Este segundo volume do Le Club des Divorcés de Kazuo Kamimura fecha a história iniciada no primeiro tomo (leia aqui), recital da vida de uma jovem mulher de 25 anos, Yuko, divorciada, dona de um bar de alterne no bairro de Ginza, Tóquio, durante a década de 70. Esta obra, publicada em França pela editora Kana, permanece inédita em Portugal. É o espelho de uma época e de uma civilização pelos olhos de uma mulher numa sociedade fortemente machista como o é a japonesa.

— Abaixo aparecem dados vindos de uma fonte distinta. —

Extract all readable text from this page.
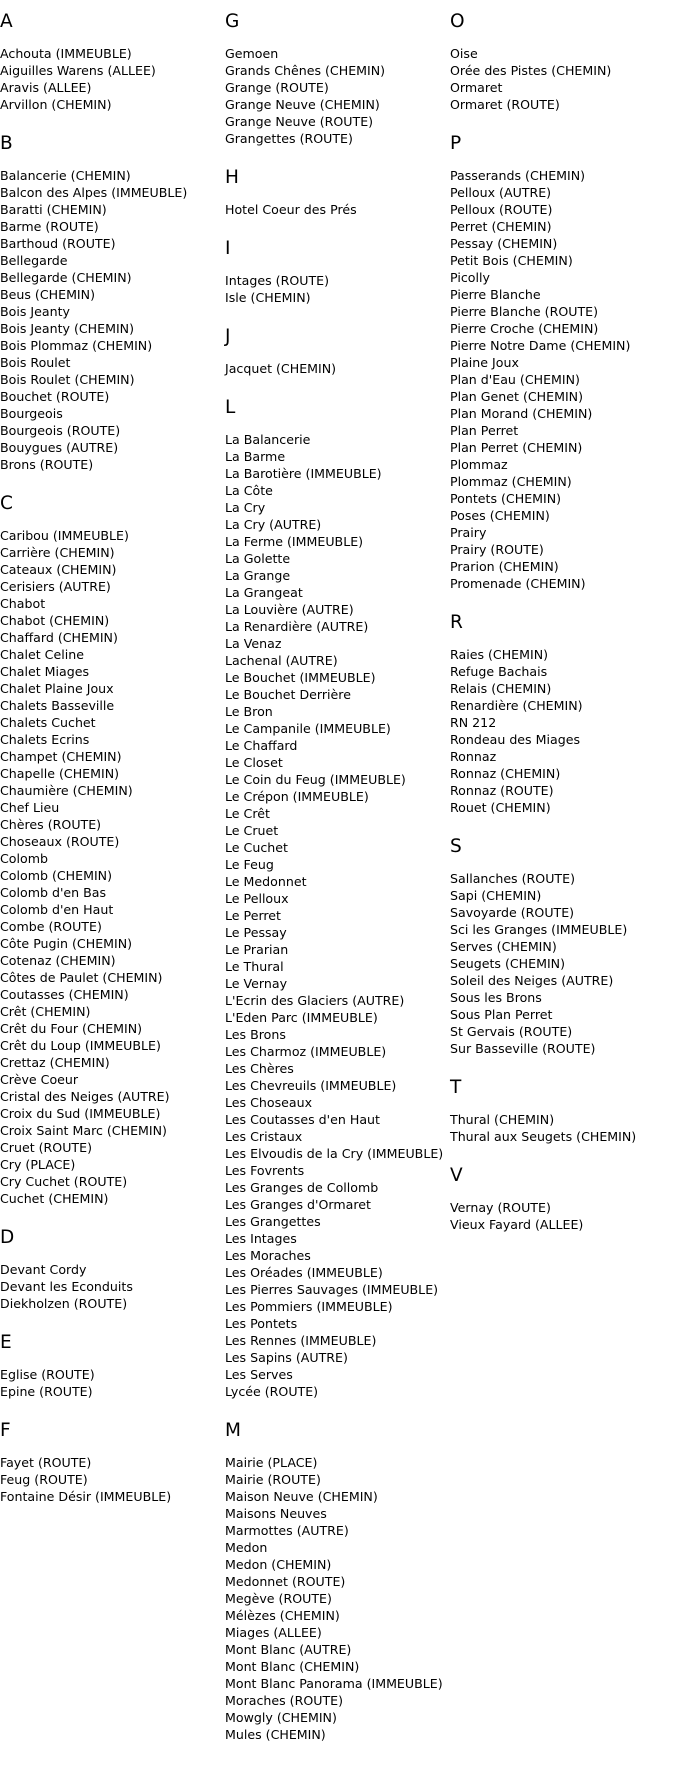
A
Achouta (IMMEUBLE)
Aiguilles Warens (ALLEE)
Aravis (ALLEE)
Arvillon (CHEMIN)
B
Balancerie (CHEMIN)
Balcon des Alpes (IMMEUBLE)
Baratti (CHEMIN)
Barme (ROUTE)
Barthoud (ROUTE)
Bellegarde
Bellegarde (CHEMIN)
Beus (CHEMIN)
Bois Jeanty
Bois Jeanty (CHEMIN)
Bois Plommaz (CHEMIN)
Bois Roulet
Bois Roulet (CHEMIN)
Bouchet (ROUTE)
Bourgeois
Bourgeois (ROUTE)
Bouygues (AUTRE)
Brons (ROUTE)
C
Caribou (IMMEUBLE)
Carrière (CHEMIN)
Cateaux (CHEMIN)
Cerisiers (AUTRE)
Chabot
Chabot (CHEMIN)
Chaffard (CHEMIN)
Chalet Celine
Chalet Miages
Chalet Plaine Joux
Chalets Basseville
Chalets Cuchet
Chalets Ecrins
Champet (CHEMIN)
Chapelle (CHEMIN)
Chaumière (CHEMIN)
Chef Lieu
Chères (ROUTE)
Choseaux (ROUTE)
Colomb
Colomb (CHEMIN)
Colomb d'en Bas
Colomb d'en Haut
Combe (ROUTE)
Côte Pugin (CHEMIN)
Cotenaz (CHEMIN)
Côtes de Paulet (CHEMIN)
Coutasses (CHEMIN)
Crêt (CHEMIN)
Crêt du Four (CHEMIN)
Crêt du Loup (IMMEUBLE)
Crettaz (CHEMIN)
Crève Coeur
Cristal des Neiges (AUTRE)
Croix du Sud (IMMEUBLE)
Croix Saint Marc (CHEMIN)
Cruet (ROUTE)
Cry (PLACE)
Cry Cuchet (ROUTE)
Cuchet (CHEMIN)
D
Devant Cordy
Devant les Econduits
Diekholzen (ROUTE)
E
Eglise (ROUTE)
Epine (ROUTE)
F
Fayet (ROUTE)
Feug (ROUTE)
Fontaine Désir (IMMEUBLE)
G
Gemoen
Grands Chênes (CHEMIN)
Grange (ROUTE)
Grange Neuve (CHEMIN)
Grange Neuve (ROUTE)
Grangettes (ROUTE)
H
Hotel Coeur des Prés
I
Intages (ROUTE)
Isle (CHEMIN)
J
Jacquet (CHEMIN)
L
La Balancerie
La Barme
La Barotière (IMMEUBLE)
La Côte
La Cry
La Cry (AUTRE)
La Ferme (IMMEUBLE)
La Golette
La Grange
La Grangeat
La Louvière (AUTRE)
La Renardière (AUTRE)
La Venaz
Lachenal (AUTRE)
Le Bouchet (IMMEUBLE)
Le Bouchet Derrière
Le Bron
Le Campanile (IMMEUBLE)
Le Chaffard
Le Closet
Le Coin du Feug (IMMEUBLE)
Le Crépon (IMMEUBLE)
Le Crêt
Le Cruet
Le Cuchet
Le Feug
Le Medonnet
Le Pelloux
Le Perret
Le Pessay
Le Prarian
Le Thural
Le Vernay
L'Ecrin des Glaciers (AUTRE)
L'Eden Parc (IMMEUBLE)
Les Brons
Les Charmoz (IMMEUBLE)
Les Chères
Les Chevreuils (IMMEUBLE)
Les Choseaux
Les Coutasses d'en Haut
Les Cristaux
Les Elvoudis de la Cry (IMMEUBLE)
Les Fovrents
Les Granges de Collomb
Les Granges d'Ormaret
Les Grangettes
Les Intages
Les Moraches
Les Oréades (IMMEUBLE)
Les Pierres Sauvages (IMMEUBLE)
Les Pommiers (IMMEUBLE)
Les Pontets
Les Rennes (IMMEUBLE)
Les Sapins (AUTRE)
Les Serves
Lycée (ROUTE)
M
Mairie (PLACE)
Mairie (ROUTE)
Maison Neuve (CHEMIN)
Maisons Neuves
Marmottes (AUTRE)
Medon
Medon (CHEMIN)
Medonnet (ROUTE)
Megève (ROUTE)
Mélèzes (CHEMIN)
Miages (ALLEE)
Mont Blanc (AUTRE)
Mont Blanc (CHEMIN)
Mont Blanc Panorama (IMMEUBLE)
Moraches (ROUTE)
Mowgly (CHEMIN)
Mules (CHEMIN)
O
Oise
Orée des Pistes (CHEMIN)
Ormaret
Ormaret (ROUTE)
P
Passerands (CHEMIN)
Pelloux (AUTRE)
Pelloux (ROUTE)
Perret (CHEMIN)
Pessay (CHEMIN)
Petit Bois (CHEMIN)
Picolly
Pierre Blanche
Pierre Blanche (ROUTE)
Pierre Croche (CHEMIN)
Pierre Notre Dame (CHEMIN)
Plaine Joux
Plan d'Eau (CHEMIN)
Plan Genet (CHEMIN)
Plan Morand (CHEMIN)
Plan Perret
Plan Perret (CHEMIN)
Plommaz
Plommaz (CHEMIN)
Pontets (CHEMIN)
Poses (CHEMIN)
Prairy
Prairy (ROUTE)
Prarion (CHEMIN)
Promenade (CHEMIN)
R
Raies (CHEMIN)
Refuge Bachais
Relais (CHEMIN)
Renardière (CHEMIN)
RN 212
Rondeau des Miages
Ronnaz
Ronnaz (CHEMIN)
Ronnaz (ROUTE)
Rouet (CHEMIN)
S
Sallanches (ROUTE)
Sapi (CHEMIN)
Savoyarde (ROUTE)
Sci les Granges (IMMEUBLE)
Serves (CHEMIN)
Seugets (CHEMIN)
Soleil des Neiges (AUTRE)
Sous les Brons
Sous Plan Perret
St Gervais (ROUTE)
Sur Basseville (ROUTE)
T
Thural (CHEMIN)
Thural aux Seugets (CHEMIN)
V
Vernay (ROUTE)
Vieux Fayard (ALLEE)
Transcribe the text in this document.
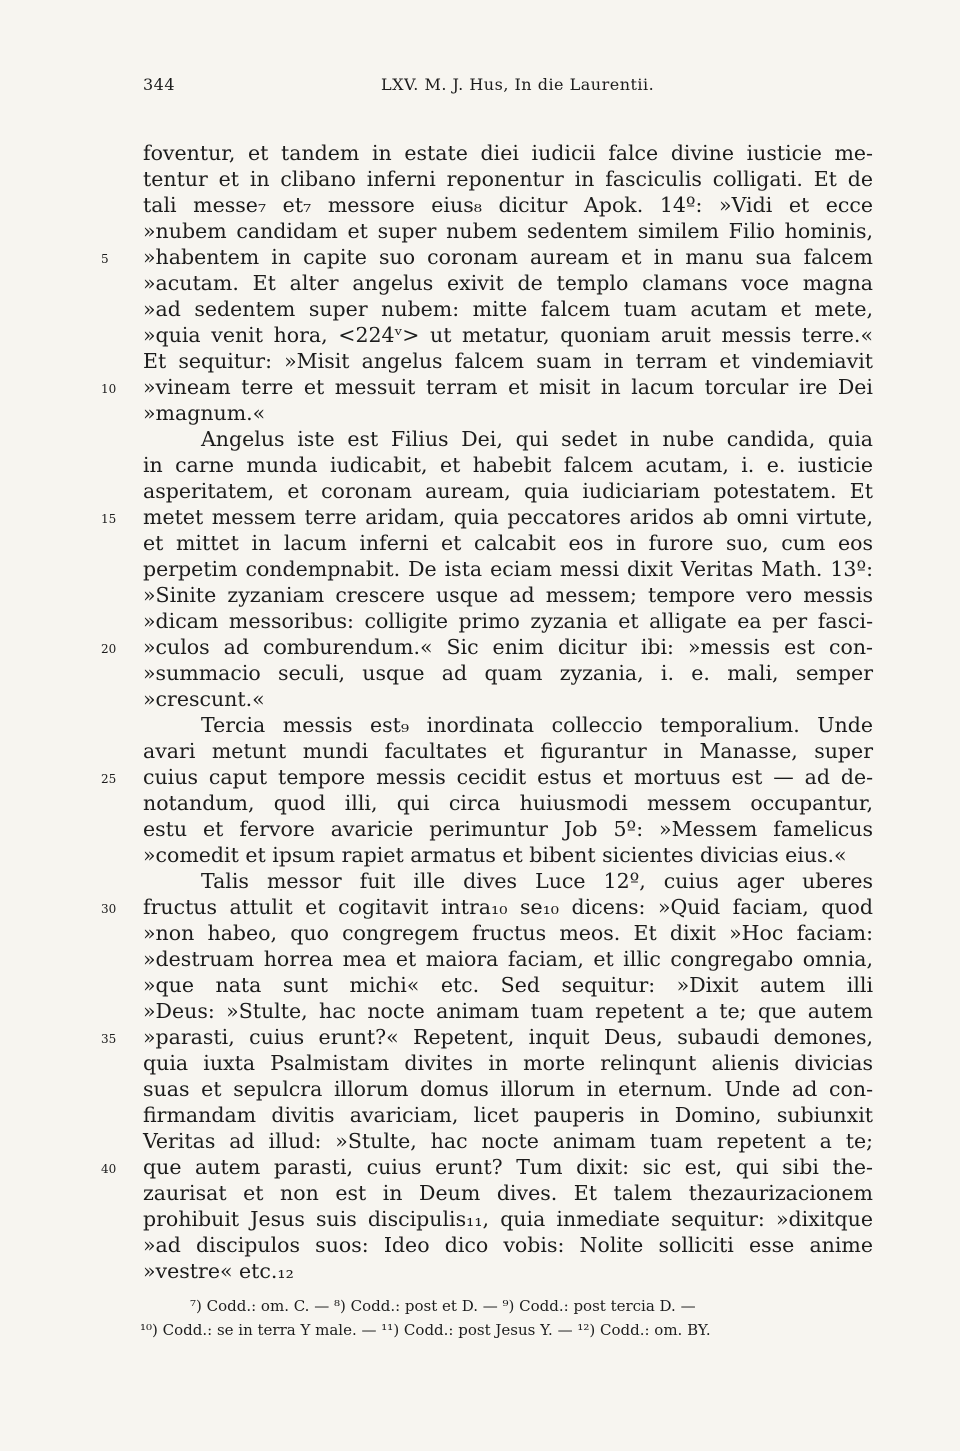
344	LXV. M. J. Hus, In die Laurentii.
foventur, et tandem in estate diei iudicii falce divine iusticie me-
tentur et in clibano inferni reponentur in fasciculis colligati. Et de
tali messe₇ et₇ messore eius₈ dicitur Apok. 14º: »Vidi et ecce
»nubem candidam et super nubem sedentem similem Filio hominis,
5	»habentem in capite suo coronam auream et in manu sua falcem
»acutam. Et alter angelus exivit de templo clamans voce magna
»ad sedentem super nubem: mitte falcem tuam acutam et mete,
»quia venit hora, <224ᵛ> ut metatur, quoniam aruit messis terre.«
Et sequitur: »Misit angelus falcem suam in terram et vindemiavit
10	»vineam terre et messuit terram et misit in lacum torcular ire Dei
»magnum.«
Angelus iste est Filius Dei, qui sedet in nube candida, quia
in carne munda iudicabit, et habebit falcem acutam, i. e. iusticie
asperitatem, et coronam auream, quia iudiciariam potestatem. Et
15	metet messem terre aridam, quia peccatores aridos ab omni virtute,
et mittet in lacum inferni et calcabit eos in furore suo, cum eos
perpetim condempnabit. De ista eciam messi dixit Veritas Math. 13º:
»Sinite zyzaniam crescere usque ad messem; tempore vero messis
»dicam messoribus: colligite primo zyzania et alligate ea per fasci-
20	»culos ad comburendum.« Sic enim dicitur ibi: »messis est con-
»summacio seculi, usque ad quam zyzania, i. e. mali, semper
»crescunt.«
Tercia messis est₉ inordinata colleccio temporalium. Unde
avari metunt mundi facultates et figurantur in Manasse, super
25	cuius caput tempore messis cecidit estus et mortuus est — ad de-
notandum, quod illi, qui circa huiusmodi messem occupantur,
estu et fervore avaricie perimuntur Job 5º: »Messem famelicus
»comedit et ipsum rapiet armatus et bibent sicientes divicias eius.«
Talis messor fuit ille dives Luce 12º, cuius ager uberes
30	fructus attulit et cogitavit intra₁₀ se₁₀ dicens: »Quid faciam, quod
»non habeo, quo congregem fructus meos. Et dixit »Hoc faciam:
»destruam horrea mea et maiora faciam, et illic congregabo omnia,
»que nata sunt michi« etc. Sed sequitur: »Dixit autem illi
»Deus: »Stulte, hac nocte animam tuam repetent a te; que autem
35	»parasti, cuius erunt?« Repetent, inquit Deus, subaudi demones,
quia iuxta Psalmistam divites in morte relinqunt alienis divicias
suas et sepulcra illorum domus illorum in eternum. Unde ad con-
firmandam divitis avariciam, licet pauperis in Domino, subiunxit
Veritas ad illud: »Stulte, hac nocte animam tuam repetent a te;
40	que autem parasti, cuius erunt? Tum dixit: sic est, qui sibi the-
zaurisat et non est in Deum dives. Et talem thezaurizacionem
prohibuit Jesus suis discipulis₁₁, quia inmediate sequitur: »dixitque
»ad discipulos suos: Ideo dico vobis: Nolite solliciti esse anime
»vestre« etc.₁₂
⁷) Codd.: om. C. — ⁸) Codd.: post et D. — ⁹) Codd.: post tercia D. —
¹⁰) Codd.: se in terra Y male. — ¹¹) Codd.: post Jesus Y. — ¹²) Codd.: om. BY.
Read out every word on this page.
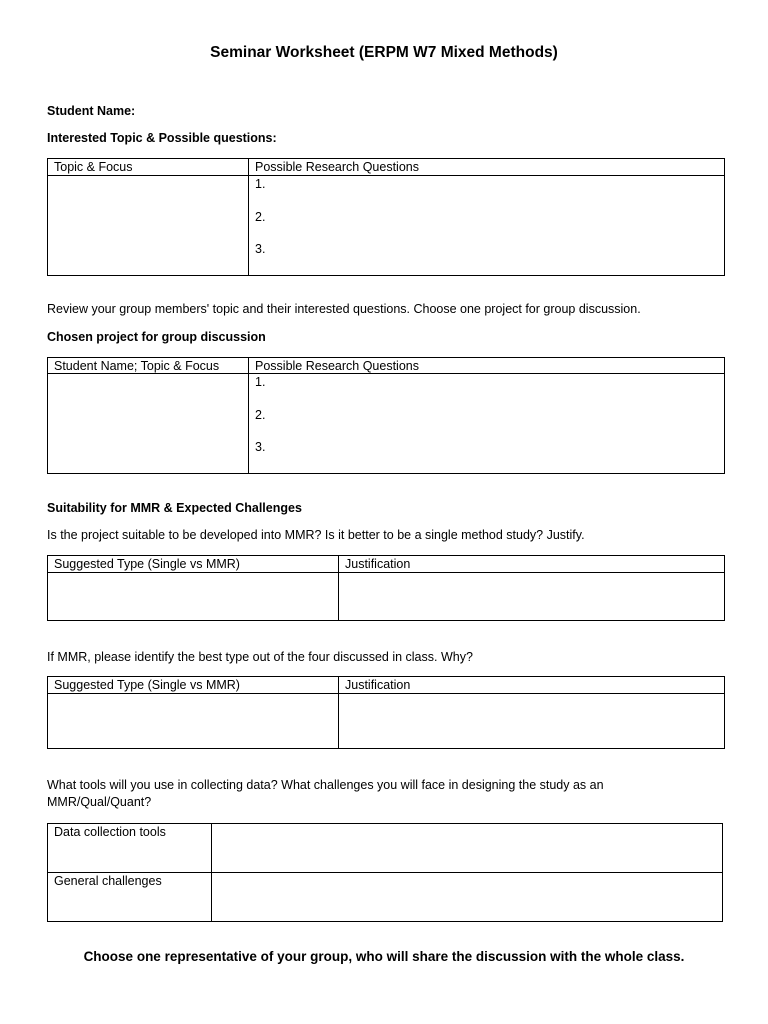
Seminar Worksheet (ERPM W7 Mixed Methods)
Student Name:
Interested Topic & Possible questions:
Topic & Focus	Possible Research Questions

	1.
2.
3.
Review your group members' topic and their interested questions. Choose one project for group discussion.
Chosen project for group discussion
Student Name; Topic & Focus	Possible Research Questions

	1.
2.
3.
Suitability for MMR & Expected Challenges
Is the project suitable to be developed into MMR? Is it better to be a single method study? Justify.
Suggested Type (Single vs MMR)	Justification

If MMR, please identify the best type out of the four discussed in class. Why?
Suggested Type (Single vs MMR)	Justification

What tools will you use in collecting data? What challenges you will face in designing the study as an
MMR/Qual/Quant?
Data collection tools	
General challenges	
Choose one representative of your group, who will share the discussion with the whole class.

Para tentar perceber o impacto de um livro chamado O Clube das Divorciadas teremos de ter noção de algumas questões relativas à cultura japonesa e ao peso da palavra "divorciada" na sua sociedade. Até o século XIX, o divórcio não era aceite no Japão, com consequências muito mais negativas para a mulher. Veja-se, por exemplo, o filme Os Amantes Crucificados de Kenji Mizoguchi (em exibição num ciclo deste realizador no Nimas), onde, (spoiler do filme) tanto homem como mulher praticam o adultério, mas enquanto ele é apenas destituído dos seus bens (não pelo facto de ter amante) ela é crucificada junto com o seu amante. Depois de 300 anos do período Edo, onde o Japão esteve sob o jugo de um shogunato ditatorial, serão necessárias gerações e vincadas cisões civilizacionais para vencer tiques societais.
Kazuo Kamimura relata-nos a história desta jovem mulher em pequenos episódios, enquanto tenta adaptar-se a esta vida, vencer o lado social e emocional do divórcio e contornar os muitos amores que desperta. Cada um dos contos é narrado com a leveza de uma bafo de cigarro na noite fria de Inverno, os sentimentos e os gestos mais subentendidos que declarados, espelhando não só a sensibilidade do autor mas, acima de tudo, a sua herança cultural.
Kamimura (que também aparece na história a frequentar o clube da protagonista) enceta um manifesto feminista engajado, escrito e desenhado com a subtileza dos jardins invernais nipónicos e que permanece relevante mesmo que volvidos 40 anos desde que foi feito. Leitura essencial!